A simple desalting method for direct MALDI mass spectrometry profiling of tissue lipids

Direct MALDI-mass spectrometry (MALDI-MS) profiling of tissue lipids often observes isobaric phosphatidylcholine (PC) species caused by the endogenous alkali metal ions that bias the relative abundance of tissue lipids. Fresh rat brain cryosections were washed with 70% etha­nol (EtOH), water (H2O), or 150 mM ammonium acetate (NH4Ac), and the desalting effectiveness of each fluid was evaluated by MALDI-MS profiling of PC and sphingomyelin (SM) species in tissue and in the washing runoff. The results indicated that EtOH and H2O only partially desalted the tissue lipids, yet both substantially displaced the tissue lipids to the washing runoffs. On the other hand, NH4Ac effectively desalted the tissue lipids and produced a runoff containing no detectable PCs or SMs.
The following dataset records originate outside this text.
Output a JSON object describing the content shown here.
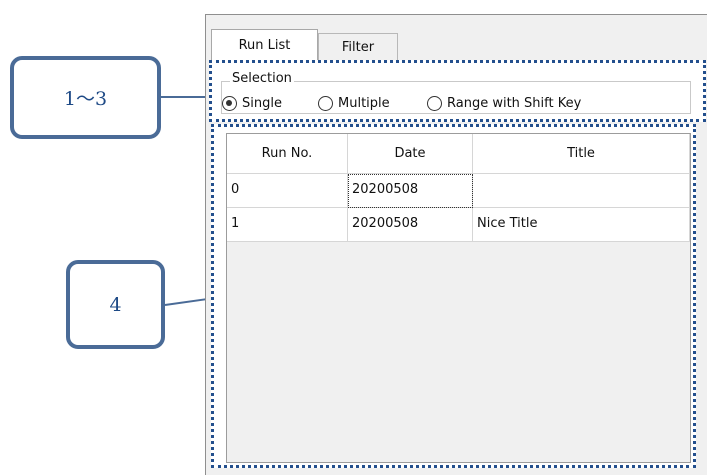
{
  "annotations": {
    "callout_1_3": "1～3",
    "callout_4": "4"
  },
  "tabs": [
    {
      "label": "Run List",
      "active": true
    },
    {
      "label": "Filter",
      "active": false
    }
  ],
  "selection": {
    "title": "Selection",
    "options": [
      {
        "label": "Single",
        "checked": true
      },
      {
        "label": "Multiple",
        "checked": false
      },
      {
        "label": "Range with Shift Key",
        "checked": false
      }
    ]
  },
  "run_table": {
    "columns": [
      "Run No.",
      "Date",
      "Title"
    ],
    "rows": [
      [
        "0",
        "20200508",
        ""
      ],
      [
        "1",
        "20200508",
        "Nice Title"
      ]
    ]
  },
  "colors": {
    "annotation_blue": "#4a6b97",
    "dotted_blue": "#234f8d"
  }
}
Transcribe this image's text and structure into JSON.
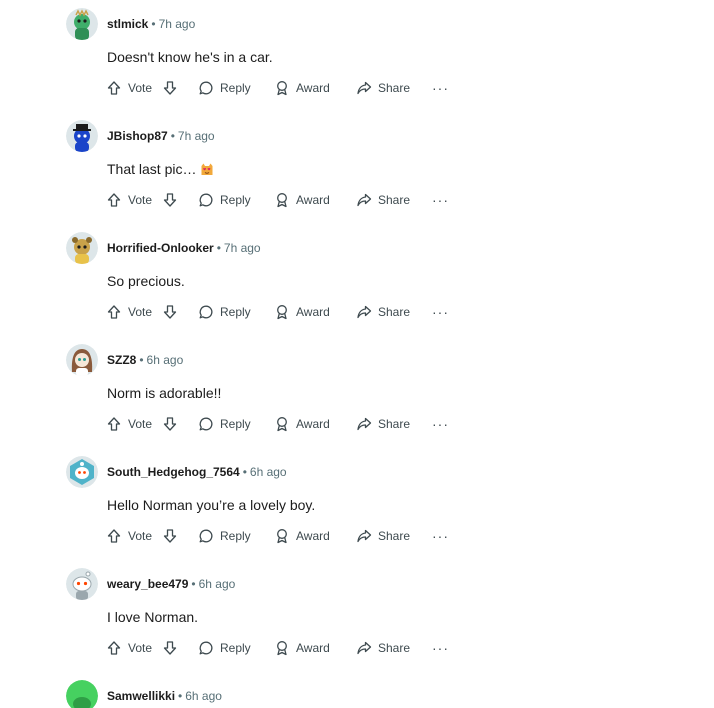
{
  "actions": {
    "vote": "Vote",
    "reply": "Reply",
    "award": "Award",
    "share": "Share",
    "more": "···"
  },
  "comments": [
    {
      "author": "stlmick",
      "time": "7h ago",
      "text": "Doesn't know he's in a car.",
      "avatar_color": "#3fae6a"
    },
    {
      "author": "JBishop87",
      "time": "7h ago",
      "text": "That last pic…",
      "avatar_color": "#1a44c9"
    },
    {
      "author": "Horrified-Onlooker",
      "time": "7h ago",
      "text": "So precious.",
      "avatar_color": "#c9a24a"
    },
    {
      "author": "SZZ8",
      "time": "6h ago",
      "text": "Norm is adorable!!",
      "avatar_color": "#8a5a3b"
    },
    {
      "author": "South_Hedgehog_7564",
      "time": "6h ago",
      "text": "Hello Norman you’re a lovely boy.",
      "avatar_color": "#4fb3c9"
    },
    {
      "author": "weary_bee479",
      "time": "6h ago",
      "text": "I love Norman.",
      "avatar_color": "#9aa7ad"
    },
    {
      "author": "Samwellikki",
      "time": "6h ago",
      "text": "",
      "avatar_color": "#46d160"
    }
  ],
  "separator": "•"
}
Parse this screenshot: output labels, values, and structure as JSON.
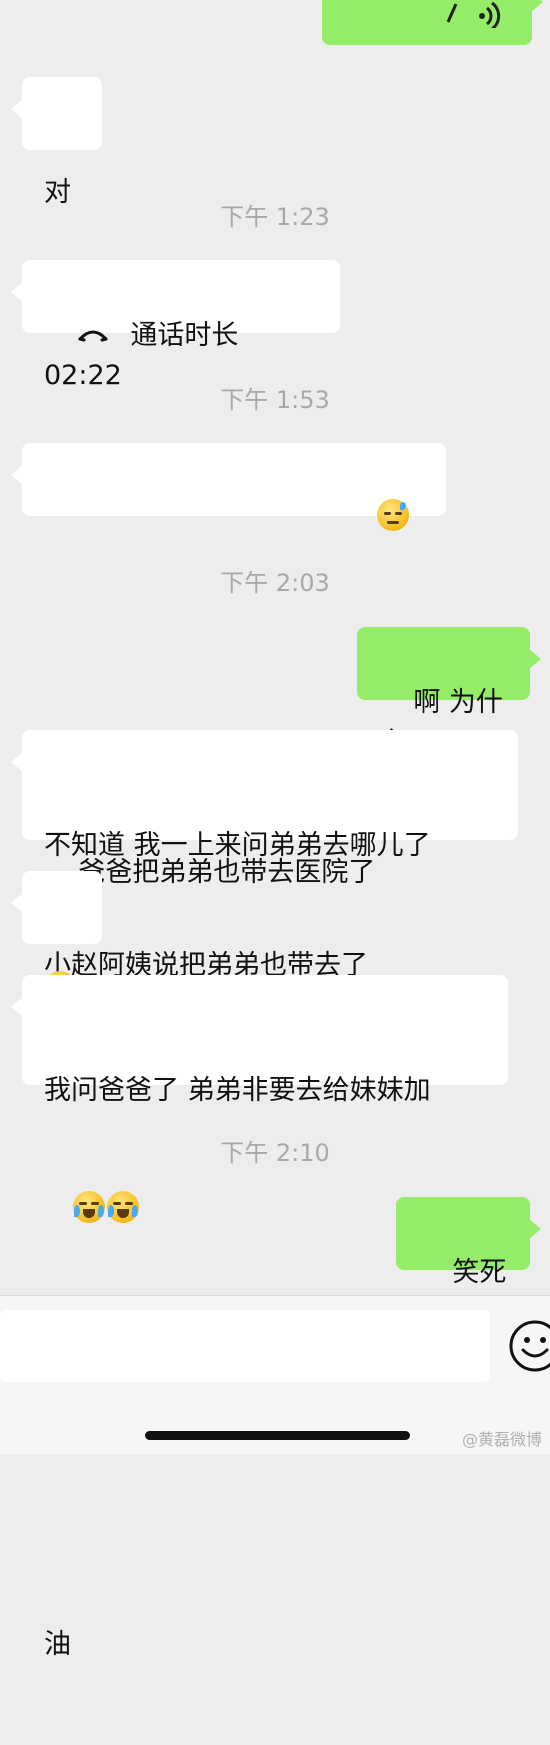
{
  "colors": {
    "background": "#ededed",
    "bubble_left": "#ffffff",
    "bubble_right": "#95ec69",
    "timestamp": "#a8a8a8"
  },
  "messages": {
    "m0": {
      "side": "right",
      "type": "voice",
      "icon": "voice-wave-icon"
    },
    "m1": {
      "side": "left",
      "text": "对"
    },
    "t1": "下午 1:23",
    "m2": {
      "side": "left",
      "type": "call",
      "icon": "phone-hangup-icon",
      "text": "通话时长 02:22"
    },
    "t2": "下午 1:53",
    "m3": {
      "side": "left",
      "text": "爸爸把弟弟也带去医院了",
      "emoji": "sweat-face-emoji"
    },
    "t3": "下午 2:03",
    "m4": {
      "side": "right",
      "text": "啊 为什么"
    },
    "m5": {
      "side": "left",
      "line1": "不知道 我一上来问弟弟去哪儿了",
      "line2": "小赵阿姨说把弟弟也带去了"
    },
    "m6": {
      "side": "left",
      "emoji": "yawning-face-emoji"
    },
    "m7": {
      "side": "left",
      "line1": "我问爸爸了 弟弟非要去给妹妹加",
      "line2": "油",
      "emoji": "crying-face-emoji"
    },
    "t4": "下午 2:10",
    "m8": {
      "side": "right",
      "text": "笑死了"
    }
  },
  "input": {
    "value": "",
    "placeholder": ""
  },
  "watermark": "@黄磊微博"
}
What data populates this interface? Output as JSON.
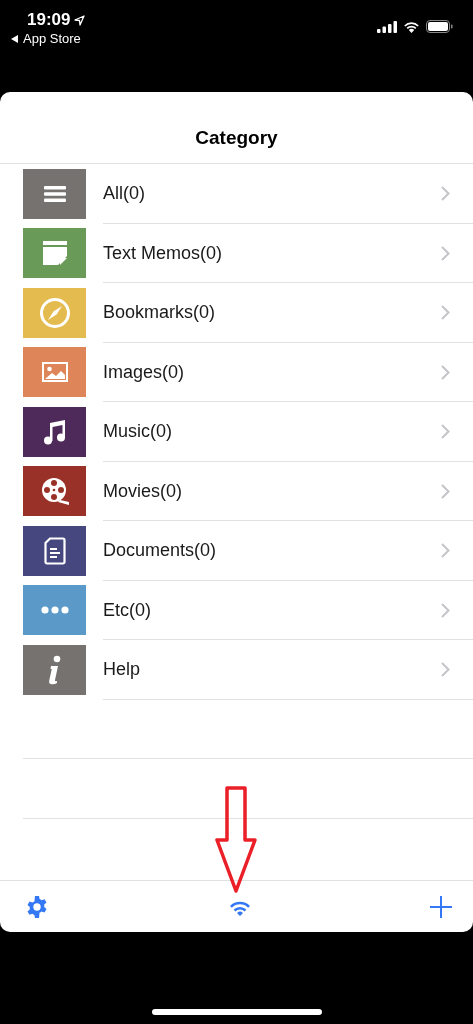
{
  "status_bar": {
    "time": "19:09",
    "back_label": "App Store"
  },
  "title": "Category",
  "categories": [
    {
      "label": "All(0)",
      "kind": "list",
      "color": "#757270"
    },
    {
      "label": "Text Memos(0)",
      "kind": "memo",
      "color": "#6a9a58"
    },
    {
      "label": "Bookmarks(0)",
      "kind": "compass",
      "color": "#e4bb4e"
    },
    {
      "label": "Images(0)",
      "kind": "image",
      "color": "#df855a"
    },
    {
      "label": "Music(0)",
      "kind": "music",
      "color": "#4e2a5a"
    },
    {
      "label": "Movies(0)",
      "kind": "film",
      "color": "#9a3129"
    },
    {
      "label": "Documents(0)",
      "kind": "document",
      "color": "#46477f"
    },
    {
      "label": "Etc(0)",
      "kind": "more",
      "color": "#5b9ac8"
    },
    {
      "label": "Help",
      "kind": "info",
      "color": "#757270"
    }
  ]
}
NH4Ac wash also unveiled the underlying changes of PCs and SMs in the infarcted rat cortex previously masked by edema-caused increase of tissue sodium. The MS/MS of an isobaric PC in the infarcted cortex revealed the precursor change as the result of NH4Ac wash and confirmed the desalting effectiveness of such wash. Other than desalting, NH4Ac wash also removes contaminants in tissue, enhances the overall spectral quality, and benefits additionally in profiling of biological molecules in tissue.